Totally stolen from Not Exactly Rocket Science:
What part of the body do you listen with? The ear is the obvious answer, but it's only part of the story - your skin is also involved. When we listen to someone else speaking, our brain combines the sounds that our ears pick up with the sight of the speaker's lips and face, and subtle changes in air movements over our skin. Only by melding our senses of hearing, vision and touch do we get a full impression of what we're listening to.
When we speak, many of the sounds we make (such as the English "p" or "t") involve small puffs of air. These are known as "aspirations". We can't hear them, but they can greatly affect the sounds we perceive. For example, syllables like "ba" and "da" are simply versions of "pa" and "ta" without the aspirated puffs.
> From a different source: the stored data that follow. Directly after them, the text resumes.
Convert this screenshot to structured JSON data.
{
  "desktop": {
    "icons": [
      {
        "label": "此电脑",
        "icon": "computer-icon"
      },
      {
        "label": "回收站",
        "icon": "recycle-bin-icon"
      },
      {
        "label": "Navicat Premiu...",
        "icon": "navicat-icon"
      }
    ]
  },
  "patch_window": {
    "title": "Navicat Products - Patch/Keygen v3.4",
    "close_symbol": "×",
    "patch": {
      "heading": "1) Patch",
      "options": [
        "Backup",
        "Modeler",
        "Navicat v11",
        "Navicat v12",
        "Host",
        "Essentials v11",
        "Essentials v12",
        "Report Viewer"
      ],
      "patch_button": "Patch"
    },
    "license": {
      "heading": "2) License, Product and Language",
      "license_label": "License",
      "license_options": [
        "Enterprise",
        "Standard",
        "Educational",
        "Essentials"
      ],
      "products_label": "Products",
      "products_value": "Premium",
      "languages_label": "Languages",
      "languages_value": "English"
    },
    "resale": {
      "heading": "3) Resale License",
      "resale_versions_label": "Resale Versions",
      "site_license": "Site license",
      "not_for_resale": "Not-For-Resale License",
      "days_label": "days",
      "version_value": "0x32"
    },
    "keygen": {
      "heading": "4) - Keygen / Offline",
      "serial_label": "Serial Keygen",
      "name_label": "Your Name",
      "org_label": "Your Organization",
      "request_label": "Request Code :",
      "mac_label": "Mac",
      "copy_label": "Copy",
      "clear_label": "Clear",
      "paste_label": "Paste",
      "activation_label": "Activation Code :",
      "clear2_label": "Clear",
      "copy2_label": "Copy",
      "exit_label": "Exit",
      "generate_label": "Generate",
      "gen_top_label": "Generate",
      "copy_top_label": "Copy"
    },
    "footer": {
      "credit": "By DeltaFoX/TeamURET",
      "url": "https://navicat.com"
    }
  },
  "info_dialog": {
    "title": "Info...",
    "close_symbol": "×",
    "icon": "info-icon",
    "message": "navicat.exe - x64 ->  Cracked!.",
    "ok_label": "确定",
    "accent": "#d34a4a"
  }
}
If you looked at the airflow produced by a puff, you'd see a distinctive pattern - a burst of high pressure at the start, followed by a short round of turbulence. This pressure signature is readily detected by our skin, and it can be easily faked by clever researchers like Bryan Gick and Donald Derrick from the University of British Columbia.
Gick and Derrick used an air compressor to blow small puffs of air, like those made during aspirated speech, onto the skin of blindfolded volunteers. At the same time, they heard recordings of different syllables - either "pa", "ba", "ta" or "da" - all of which had been standardised so they lasted the same time, were equally loud, and had the same frequency.
Gick and Derrick found that the fake puffs of air could fool the volunteers into "hearing" a different syllable to the one that was actually played. They were more likely to mishear "ba" as "pa", and to think that a "da" was a "ta". They were also more likely to correctly identify "pa" and "ta" sounds when they were paired with the inaudible puffs.